Presidential election to pick Nigeria’s leader to succeed President Ibrahim Babangida commenced on this day in June 1993 with a massive turnout.
Two candidates from two registered political parties, the Social Democratic Party (SDP) and the National Republican Party (NRC), were contesting the election, which observers said would change Nigeria’s political history. Businessman and philanthropist, Abiola, was contesting the presidency on the platform of the SDP with Alhaji Bashir Tofa for the NRC.
More than 14 million persons voted in the election, which was expected to end the long stay of the military in political power.
Abiola stood for the presidential nomination of the SDP and beat Ambassador Baba Gana Kingibe and Alhaji Atiku Abubakar to secure the presidential nomination ahead of the June 12, 1993, election.

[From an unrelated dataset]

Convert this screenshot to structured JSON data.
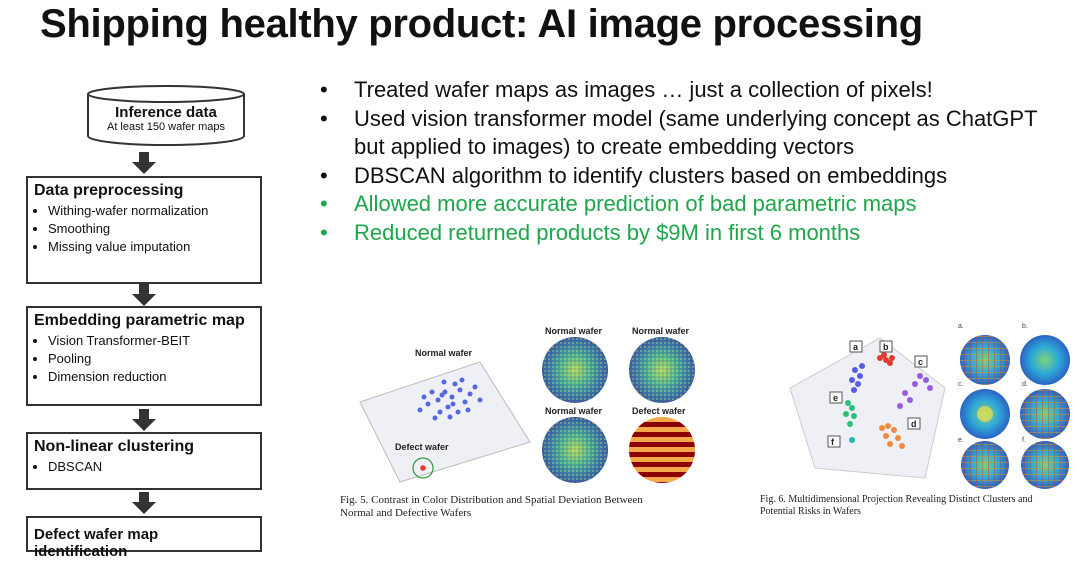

Abiola had managed to work his way out of poverty through hard work and symbolised the aspirations of many downtrodden Nigerians. His commitment to the plight of ordinary Nigerians included establishing Abiola Bookshops to provide affordable, locally-produced textbooks in the 1980s when imported textbooks became out of the reach of ordinary Nigerians as the naira was devalued. He also made available daily necessities such as rice and soap at affordable prices in the market.
For the June 12, 1993, presidential election, Abiola’s running mate was Kingibe. Abiola overwhelmingly defeated his rival, Tofa of the NRC. The election was declared Nigeria’s freest and fairest presidential election by national and international observers, with Abiola even winning in his northern opponent’s home state. Abiola won in the country’s capital, Abuja, the military polling stations, and over two-thirds of Nigerian states. The reason why the election was so historic was because men of northern descent had largely dominated Nigeria’s political landscape since independence. The fact that Abiola (a southern Muslim) was able to secure a national mandate freely and fairly remained unprecedented in Nigeria’s history.
However, the election was annulled by Babangida. A political crisis ensued, which led to General Sani Abacha seizing power later that year.
During preparations for the 2011 Nigerian presidential election there were calls from several quarters to remember MKO Abiola.